This Article is From Oct 29, 2011

Andhra Pradesh's medical students in a fix, as government changes entrance test

Hyderabad: Over 70,000 students preparing to sit for state medical entrance tests in Andhra Pradesh are in a fix. The reason? The Central government has announced that the tests will now be a nationwide common entrance test based on the CBSE syllabus, which is vastly different from the syllabus followed in the state. Worried students say there is no time to prepare for this new syllabus and want the new system to start from the next academic year instead.
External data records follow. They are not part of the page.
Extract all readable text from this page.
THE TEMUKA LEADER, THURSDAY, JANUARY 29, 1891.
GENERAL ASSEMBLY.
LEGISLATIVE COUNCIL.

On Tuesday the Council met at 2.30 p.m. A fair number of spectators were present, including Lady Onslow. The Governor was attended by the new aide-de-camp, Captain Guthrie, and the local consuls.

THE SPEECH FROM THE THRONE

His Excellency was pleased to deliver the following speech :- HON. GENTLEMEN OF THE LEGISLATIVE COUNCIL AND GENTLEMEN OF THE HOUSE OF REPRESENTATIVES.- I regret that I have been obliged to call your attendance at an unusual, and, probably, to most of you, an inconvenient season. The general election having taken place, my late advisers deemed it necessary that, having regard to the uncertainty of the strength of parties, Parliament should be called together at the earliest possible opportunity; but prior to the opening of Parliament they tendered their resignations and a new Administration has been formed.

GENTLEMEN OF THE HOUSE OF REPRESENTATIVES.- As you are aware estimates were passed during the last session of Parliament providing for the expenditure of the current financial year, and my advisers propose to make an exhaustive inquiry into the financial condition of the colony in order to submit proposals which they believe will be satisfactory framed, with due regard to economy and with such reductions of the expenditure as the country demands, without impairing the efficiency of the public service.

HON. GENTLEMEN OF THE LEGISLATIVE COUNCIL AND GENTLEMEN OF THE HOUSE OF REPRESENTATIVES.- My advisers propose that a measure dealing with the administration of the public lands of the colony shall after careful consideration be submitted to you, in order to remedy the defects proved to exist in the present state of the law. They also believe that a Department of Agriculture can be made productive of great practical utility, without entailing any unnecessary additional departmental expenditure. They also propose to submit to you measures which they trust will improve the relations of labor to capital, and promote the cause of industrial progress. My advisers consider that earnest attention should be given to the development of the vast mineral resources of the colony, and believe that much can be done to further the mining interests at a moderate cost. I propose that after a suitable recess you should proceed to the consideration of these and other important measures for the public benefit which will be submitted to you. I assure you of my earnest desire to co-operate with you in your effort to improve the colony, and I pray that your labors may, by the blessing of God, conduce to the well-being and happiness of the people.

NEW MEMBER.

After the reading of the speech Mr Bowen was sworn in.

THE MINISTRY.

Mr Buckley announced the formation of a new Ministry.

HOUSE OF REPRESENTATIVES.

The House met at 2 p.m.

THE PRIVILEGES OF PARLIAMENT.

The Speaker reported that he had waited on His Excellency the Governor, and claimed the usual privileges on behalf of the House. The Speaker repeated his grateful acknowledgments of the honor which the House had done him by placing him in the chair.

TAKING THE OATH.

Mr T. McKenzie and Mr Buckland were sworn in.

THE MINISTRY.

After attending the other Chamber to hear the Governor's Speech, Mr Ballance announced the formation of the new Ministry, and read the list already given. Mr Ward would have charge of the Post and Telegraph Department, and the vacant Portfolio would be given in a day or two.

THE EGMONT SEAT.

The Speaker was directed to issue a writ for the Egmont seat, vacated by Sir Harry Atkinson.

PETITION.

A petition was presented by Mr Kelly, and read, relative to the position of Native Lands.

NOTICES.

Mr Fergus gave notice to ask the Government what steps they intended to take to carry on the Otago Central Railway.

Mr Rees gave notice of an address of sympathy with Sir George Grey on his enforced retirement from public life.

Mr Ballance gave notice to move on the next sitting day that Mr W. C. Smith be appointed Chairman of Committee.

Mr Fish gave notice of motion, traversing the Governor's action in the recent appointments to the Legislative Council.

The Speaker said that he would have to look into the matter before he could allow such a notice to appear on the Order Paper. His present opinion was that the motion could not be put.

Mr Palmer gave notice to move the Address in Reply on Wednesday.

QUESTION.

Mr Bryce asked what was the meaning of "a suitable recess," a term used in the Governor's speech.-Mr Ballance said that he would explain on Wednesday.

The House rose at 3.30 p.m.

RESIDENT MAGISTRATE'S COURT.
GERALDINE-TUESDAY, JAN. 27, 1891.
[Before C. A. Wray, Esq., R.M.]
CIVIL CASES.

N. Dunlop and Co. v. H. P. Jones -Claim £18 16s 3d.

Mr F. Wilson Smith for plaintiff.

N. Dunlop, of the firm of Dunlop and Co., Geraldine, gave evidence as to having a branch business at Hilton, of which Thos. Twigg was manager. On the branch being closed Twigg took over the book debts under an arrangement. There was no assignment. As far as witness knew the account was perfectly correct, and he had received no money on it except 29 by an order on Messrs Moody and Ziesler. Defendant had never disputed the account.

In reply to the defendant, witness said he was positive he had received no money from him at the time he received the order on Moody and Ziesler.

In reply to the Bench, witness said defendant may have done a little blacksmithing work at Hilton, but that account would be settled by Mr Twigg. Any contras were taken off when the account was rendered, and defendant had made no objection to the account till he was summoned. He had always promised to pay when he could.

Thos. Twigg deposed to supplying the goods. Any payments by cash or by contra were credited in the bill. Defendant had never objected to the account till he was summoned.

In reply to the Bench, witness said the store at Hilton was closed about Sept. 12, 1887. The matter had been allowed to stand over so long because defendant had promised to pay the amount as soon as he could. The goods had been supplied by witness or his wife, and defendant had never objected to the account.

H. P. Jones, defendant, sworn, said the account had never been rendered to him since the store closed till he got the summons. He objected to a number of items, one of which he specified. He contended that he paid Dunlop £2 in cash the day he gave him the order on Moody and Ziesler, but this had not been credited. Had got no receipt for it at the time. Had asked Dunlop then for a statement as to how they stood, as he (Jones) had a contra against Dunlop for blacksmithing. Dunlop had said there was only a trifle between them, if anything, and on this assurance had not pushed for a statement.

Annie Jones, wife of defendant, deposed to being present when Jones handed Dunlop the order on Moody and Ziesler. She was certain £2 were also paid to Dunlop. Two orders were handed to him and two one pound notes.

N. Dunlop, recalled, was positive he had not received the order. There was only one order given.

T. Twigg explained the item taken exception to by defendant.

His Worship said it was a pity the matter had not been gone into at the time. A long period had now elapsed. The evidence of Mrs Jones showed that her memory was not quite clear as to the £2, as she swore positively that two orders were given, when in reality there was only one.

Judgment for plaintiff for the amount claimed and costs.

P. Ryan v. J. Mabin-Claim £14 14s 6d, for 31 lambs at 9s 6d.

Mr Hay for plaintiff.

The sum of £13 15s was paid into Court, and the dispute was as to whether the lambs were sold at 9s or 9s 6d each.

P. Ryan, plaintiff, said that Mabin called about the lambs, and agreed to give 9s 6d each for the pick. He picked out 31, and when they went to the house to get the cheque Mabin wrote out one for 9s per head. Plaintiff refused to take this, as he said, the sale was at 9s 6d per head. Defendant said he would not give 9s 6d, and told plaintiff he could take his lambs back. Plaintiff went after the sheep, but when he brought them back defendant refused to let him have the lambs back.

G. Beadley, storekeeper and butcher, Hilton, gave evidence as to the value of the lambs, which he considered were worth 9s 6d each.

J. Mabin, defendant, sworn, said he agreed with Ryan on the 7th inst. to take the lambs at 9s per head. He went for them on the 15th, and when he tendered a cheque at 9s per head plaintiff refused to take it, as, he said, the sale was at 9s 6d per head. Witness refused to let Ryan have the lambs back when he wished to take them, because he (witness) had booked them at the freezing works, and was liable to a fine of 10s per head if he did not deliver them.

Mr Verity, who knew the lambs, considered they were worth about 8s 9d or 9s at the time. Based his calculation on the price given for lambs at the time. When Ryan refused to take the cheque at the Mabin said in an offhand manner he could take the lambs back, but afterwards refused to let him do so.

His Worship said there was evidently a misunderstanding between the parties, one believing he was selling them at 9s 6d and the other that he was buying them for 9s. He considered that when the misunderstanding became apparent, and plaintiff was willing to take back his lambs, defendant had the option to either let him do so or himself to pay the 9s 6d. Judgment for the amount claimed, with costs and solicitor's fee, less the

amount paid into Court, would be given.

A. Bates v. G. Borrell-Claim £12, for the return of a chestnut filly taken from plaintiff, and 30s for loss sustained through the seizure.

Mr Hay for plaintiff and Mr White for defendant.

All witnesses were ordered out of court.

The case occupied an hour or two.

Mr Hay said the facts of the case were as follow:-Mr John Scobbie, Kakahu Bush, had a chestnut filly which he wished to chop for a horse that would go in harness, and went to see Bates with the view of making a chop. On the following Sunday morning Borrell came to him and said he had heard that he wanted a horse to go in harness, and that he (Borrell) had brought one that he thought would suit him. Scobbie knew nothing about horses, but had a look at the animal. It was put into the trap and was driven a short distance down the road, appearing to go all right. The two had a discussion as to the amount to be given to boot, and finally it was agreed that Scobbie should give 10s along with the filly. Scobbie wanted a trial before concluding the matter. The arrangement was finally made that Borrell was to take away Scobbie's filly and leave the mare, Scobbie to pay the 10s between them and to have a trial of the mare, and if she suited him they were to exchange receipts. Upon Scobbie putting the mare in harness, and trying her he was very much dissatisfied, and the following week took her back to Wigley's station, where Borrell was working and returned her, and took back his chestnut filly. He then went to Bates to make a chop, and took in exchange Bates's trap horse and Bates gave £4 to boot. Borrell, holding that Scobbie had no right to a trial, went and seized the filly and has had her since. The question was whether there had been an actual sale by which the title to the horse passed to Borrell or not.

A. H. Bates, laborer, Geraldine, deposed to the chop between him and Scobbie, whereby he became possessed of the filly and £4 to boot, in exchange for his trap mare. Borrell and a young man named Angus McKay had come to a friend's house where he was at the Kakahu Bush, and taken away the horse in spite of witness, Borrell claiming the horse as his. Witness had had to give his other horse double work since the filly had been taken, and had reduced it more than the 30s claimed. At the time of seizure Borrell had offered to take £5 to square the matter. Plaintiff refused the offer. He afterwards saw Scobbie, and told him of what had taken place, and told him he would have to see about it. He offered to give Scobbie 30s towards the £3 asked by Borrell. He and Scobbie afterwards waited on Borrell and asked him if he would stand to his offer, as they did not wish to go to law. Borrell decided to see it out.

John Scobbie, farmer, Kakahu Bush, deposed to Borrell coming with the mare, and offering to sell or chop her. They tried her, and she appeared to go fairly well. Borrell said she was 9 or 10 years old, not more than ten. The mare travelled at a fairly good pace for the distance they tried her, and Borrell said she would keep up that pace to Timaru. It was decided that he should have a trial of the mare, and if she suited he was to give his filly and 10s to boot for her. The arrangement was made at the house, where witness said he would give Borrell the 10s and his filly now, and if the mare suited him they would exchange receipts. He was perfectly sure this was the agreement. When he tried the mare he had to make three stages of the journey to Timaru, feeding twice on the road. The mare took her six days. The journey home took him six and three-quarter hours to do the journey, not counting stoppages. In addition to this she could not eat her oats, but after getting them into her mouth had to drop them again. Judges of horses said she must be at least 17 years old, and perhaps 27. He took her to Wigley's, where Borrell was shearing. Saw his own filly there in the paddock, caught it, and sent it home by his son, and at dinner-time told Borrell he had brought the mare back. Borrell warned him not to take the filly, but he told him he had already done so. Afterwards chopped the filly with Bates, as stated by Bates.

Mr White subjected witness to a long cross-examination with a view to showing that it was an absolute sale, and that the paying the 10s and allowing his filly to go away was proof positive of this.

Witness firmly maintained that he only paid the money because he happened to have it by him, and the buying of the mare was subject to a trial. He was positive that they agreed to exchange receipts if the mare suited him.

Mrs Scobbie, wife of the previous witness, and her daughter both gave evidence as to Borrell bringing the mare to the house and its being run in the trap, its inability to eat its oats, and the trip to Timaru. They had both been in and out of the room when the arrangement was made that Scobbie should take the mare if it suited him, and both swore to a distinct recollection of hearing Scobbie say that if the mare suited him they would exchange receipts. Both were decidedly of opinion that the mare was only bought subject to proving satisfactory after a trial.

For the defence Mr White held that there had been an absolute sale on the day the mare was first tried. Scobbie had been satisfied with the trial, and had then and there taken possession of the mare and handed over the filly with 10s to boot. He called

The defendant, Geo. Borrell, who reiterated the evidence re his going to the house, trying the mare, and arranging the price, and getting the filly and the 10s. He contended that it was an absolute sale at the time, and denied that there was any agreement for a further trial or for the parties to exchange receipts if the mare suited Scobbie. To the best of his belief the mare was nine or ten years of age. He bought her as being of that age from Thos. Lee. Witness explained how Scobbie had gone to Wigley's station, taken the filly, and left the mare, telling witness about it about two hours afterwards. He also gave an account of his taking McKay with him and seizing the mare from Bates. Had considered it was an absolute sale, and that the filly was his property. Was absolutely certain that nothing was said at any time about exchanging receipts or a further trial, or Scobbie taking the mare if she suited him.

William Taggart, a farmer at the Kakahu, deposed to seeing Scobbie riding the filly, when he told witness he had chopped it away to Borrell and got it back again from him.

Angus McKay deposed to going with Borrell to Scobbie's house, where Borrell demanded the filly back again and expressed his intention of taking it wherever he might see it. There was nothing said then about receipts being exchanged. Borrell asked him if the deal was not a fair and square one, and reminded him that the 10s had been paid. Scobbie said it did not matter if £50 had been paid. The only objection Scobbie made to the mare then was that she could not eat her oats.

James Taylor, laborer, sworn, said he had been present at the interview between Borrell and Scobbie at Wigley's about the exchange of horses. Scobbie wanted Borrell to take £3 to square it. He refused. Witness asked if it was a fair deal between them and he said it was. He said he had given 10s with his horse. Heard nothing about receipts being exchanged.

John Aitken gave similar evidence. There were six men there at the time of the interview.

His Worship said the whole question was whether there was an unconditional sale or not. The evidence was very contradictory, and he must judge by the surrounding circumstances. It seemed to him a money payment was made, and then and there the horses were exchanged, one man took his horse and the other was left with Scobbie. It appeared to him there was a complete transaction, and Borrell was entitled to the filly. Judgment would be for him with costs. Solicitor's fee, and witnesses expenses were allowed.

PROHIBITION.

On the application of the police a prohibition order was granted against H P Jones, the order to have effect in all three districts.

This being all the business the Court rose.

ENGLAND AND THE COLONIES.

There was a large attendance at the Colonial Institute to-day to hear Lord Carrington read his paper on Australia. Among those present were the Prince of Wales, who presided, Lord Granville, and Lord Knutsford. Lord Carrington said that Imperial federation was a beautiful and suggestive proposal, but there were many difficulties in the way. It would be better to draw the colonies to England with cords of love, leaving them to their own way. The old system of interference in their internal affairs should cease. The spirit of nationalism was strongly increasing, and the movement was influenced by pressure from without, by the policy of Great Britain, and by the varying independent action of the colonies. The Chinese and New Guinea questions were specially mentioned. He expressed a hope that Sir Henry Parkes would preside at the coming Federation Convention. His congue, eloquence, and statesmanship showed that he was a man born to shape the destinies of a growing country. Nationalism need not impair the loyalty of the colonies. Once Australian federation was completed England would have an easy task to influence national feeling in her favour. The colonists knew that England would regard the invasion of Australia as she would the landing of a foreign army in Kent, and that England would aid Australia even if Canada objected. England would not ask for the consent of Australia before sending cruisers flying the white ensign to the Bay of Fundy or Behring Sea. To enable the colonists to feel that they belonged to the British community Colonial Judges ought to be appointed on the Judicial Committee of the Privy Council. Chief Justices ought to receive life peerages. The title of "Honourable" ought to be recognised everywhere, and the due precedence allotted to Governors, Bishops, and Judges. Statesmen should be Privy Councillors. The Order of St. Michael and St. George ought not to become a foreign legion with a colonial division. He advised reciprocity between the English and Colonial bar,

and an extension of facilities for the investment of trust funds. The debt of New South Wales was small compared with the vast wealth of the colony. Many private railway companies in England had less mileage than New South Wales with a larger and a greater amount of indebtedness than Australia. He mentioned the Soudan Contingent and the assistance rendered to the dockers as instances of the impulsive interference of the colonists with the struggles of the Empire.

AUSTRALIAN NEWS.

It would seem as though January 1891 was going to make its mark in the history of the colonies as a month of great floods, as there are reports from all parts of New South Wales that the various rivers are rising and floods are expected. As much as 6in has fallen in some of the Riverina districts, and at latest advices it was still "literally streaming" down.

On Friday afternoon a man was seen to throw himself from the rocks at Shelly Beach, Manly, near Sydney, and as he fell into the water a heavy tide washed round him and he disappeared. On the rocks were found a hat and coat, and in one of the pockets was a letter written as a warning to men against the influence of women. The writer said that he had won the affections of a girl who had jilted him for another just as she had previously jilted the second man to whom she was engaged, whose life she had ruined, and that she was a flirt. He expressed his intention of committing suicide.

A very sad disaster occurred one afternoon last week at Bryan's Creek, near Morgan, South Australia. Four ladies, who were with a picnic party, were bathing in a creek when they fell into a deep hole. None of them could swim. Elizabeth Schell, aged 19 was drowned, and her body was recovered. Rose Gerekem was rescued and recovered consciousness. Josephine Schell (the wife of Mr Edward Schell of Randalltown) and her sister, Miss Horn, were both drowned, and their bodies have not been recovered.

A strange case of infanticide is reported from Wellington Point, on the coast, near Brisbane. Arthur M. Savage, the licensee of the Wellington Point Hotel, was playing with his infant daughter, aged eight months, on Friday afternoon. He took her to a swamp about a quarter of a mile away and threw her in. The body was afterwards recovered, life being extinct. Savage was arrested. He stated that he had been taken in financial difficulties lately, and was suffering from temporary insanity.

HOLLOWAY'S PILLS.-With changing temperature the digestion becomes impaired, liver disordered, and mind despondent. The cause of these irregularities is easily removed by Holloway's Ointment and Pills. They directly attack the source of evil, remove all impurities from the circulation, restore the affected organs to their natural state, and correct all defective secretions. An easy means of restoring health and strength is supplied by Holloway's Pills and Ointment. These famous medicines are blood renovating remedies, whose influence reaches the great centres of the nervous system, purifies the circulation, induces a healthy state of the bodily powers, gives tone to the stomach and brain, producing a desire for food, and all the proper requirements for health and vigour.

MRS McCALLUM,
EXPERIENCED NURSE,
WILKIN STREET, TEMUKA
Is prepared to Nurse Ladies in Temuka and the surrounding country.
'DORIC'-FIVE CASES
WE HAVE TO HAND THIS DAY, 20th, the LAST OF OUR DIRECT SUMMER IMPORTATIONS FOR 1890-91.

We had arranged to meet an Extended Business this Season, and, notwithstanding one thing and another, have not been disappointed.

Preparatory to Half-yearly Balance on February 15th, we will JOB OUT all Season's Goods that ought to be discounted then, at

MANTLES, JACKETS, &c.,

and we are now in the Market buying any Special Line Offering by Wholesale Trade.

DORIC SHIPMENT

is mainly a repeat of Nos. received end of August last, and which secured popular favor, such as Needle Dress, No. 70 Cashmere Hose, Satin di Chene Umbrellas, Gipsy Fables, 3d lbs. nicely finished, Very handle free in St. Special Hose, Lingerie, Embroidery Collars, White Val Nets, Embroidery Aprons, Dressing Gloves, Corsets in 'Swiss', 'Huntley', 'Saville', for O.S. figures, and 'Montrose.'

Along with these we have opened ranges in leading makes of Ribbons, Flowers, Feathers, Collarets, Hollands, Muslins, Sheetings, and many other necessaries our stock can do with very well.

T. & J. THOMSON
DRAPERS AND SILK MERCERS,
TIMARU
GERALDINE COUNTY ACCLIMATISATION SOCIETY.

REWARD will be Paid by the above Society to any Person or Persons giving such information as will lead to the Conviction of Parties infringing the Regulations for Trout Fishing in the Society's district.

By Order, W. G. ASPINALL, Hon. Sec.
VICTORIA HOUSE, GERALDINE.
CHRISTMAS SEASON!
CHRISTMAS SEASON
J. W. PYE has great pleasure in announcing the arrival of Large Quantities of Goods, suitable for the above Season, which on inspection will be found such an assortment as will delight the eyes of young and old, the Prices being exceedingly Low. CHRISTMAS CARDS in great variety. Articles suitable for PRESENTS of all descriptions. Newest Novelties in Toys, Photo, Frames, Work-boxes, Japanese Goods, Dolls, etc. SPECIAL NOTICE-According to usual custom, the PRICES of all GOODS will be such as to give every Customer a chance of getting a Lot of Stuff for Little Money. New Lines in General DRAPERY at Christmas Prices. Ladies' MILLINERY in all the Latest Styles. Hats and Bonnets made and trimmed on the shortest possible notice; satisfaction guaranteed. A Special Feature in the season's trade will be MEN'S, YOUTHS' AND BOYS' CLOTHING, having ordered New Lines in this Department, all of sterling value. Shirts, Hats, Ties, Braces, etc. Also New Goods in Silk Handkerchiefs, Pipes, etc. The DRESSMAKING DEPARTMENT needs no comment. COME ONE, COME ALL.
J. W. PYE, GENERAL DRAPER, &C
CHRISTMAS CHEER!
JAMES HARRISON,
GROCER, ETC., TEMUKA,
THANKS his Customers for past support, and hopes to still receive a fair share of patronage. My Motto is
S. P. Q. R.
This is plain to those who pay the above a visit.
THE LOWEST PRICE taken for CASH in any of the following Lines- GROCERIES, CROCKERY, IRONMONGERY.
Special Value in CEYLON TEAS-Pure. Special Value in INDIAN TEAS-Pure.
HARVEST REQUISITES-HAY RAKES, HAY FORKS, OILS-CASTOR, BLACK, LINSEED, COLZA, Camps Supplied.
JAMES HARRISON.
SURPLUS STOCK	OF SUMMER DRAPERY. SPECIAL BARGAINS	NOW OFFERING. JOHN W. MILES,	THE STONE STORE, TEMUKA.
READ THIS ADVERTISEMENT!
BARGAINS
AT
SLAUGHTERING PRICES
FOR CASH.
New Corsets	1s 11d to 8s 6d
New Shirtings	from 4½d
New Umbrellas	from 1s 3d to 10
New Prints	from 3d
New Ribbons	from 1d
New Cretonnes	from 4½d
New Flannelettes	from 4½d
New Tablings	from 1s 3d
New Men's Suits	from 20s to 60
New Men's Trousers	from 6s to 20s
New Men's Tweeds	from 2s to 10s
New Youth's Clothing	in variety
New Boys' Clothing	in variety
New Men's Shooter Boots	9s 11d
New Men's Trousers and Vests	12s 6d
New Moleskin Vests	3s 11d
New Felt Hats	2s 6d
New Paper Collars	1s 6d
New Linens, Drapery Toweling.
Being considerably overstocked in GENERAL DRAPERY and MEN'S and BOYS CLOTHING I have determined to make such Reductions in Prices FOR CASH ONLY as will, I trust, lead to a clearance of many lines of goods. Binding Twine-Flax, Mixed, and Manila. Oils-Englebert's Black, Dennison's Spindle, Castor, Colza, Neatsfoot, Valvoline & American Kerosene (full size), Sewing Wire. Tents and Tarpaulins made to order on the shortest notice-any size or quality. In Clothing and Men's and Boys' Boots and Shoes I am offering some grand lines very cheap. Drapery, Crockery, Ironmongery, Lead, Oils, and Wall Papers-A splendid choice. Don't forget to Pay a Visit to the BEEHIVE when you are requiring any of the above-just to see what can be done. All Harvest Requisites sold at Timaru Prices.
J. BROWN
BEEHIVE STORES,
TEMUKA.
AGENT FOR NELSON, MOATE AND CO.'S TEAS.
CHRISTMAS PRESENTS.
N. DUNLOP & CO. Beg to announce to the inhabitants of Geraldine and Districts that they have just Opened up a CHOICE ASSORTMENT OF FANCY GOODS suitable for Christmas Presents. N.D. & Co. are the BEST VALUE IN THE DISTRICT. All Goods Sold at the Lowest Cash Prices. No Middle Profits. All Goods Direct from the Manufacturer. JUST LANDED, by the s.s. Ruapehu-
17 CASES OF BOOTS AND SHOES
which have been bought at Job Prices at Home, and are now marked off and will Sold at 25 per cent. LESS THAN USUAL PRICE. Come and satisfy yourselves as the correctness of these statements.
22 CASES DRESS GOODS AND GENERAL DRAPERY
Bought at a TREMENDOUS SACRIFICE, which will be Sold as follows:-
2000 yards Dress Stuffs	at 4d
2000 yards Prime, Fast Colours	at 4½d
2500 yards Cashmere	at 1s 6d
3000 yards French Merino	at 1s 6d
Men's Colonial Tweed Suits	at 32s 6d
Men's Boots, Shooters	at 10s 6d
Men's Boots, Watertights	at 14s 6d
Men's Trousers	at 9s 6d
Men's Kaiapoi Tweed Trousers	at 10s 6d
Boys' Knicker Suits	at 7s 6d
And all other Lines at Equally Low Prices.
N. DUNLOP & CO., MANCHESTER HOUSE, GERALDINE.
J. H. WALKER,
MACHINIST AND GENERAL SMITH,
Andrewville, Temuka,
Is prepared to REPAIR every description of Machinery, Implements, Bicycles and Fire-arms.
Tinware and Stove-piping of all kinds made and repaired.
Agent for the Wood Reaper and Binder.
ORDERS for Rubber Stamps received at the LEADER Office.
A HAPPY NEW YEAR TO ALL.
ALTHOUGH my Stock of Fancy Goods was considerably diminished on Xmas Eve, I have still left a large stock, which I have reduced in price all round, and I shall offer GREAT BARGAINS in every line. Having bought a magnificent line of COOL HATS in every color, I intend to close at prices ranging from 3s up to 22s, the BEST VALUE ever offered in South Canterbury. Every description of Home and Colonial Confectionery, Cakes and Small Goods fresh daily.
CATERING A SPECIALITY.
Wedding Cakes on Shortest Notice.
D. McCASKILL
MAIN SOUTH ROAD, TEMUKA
As Najeeha, a medical student explains, ''We have already completed the state syllabus and we are going through revision now. So again a new syllabus, at such short notice, preparing for an entirely new model, that is hard for us.''

The state-level medical entrance exam called Eamcet is, for these students, the biggest exam of their life. Every day each of them has been slogging from 7 am to 8 pm, for at least two years now, to prepare for it. Eamcet is based on the state syllabus for class XI and XII. But now with this exam having been scrapped, these students are worried about the new exam.

Jagan Mohan Rao, vice-chairman, Narayana Group of Institutions explains the difficulties involved for the students. ''They are asking the students of Andhra Pradesh to prepare this extra 40-50 per cent in biology and 20-30 per cent in chemistry. The new syllabus so far is not spelt out. The student is then in a fix about what is going to happen to his future.''

The additional problem is that out of the 70,000 students some 25,000 of them were hoping to write the exam in Telugu. That has now been allowed by the government but the problem is that the additional study material is not available in the language. There are 4,400 medical seats in Andhra Pradesh in government and private medical colleges and the students' chances could be affected as a result of this.

Finally, the biggest irony could be is that even if students from Andhra Pradesh qualify with exceptional merit in the National Eligibility cum Entrance Test, they may not be able to go to prestigious colleges outside Andhra Pradesh. This is because the state government has not allotted a mandatory 15 per cent seats to the national pool. So unless the government finds a solution, the anxiety of these students is likely to continue for some time to come.

The state government has tried to assuage angry and worried parents, teachers and students saying that they will try to appeal to the Central government to give the students at least two years notice, so the new exam format can begin in 2014. But many in the state government do not seem hopeful of a postiive response yet.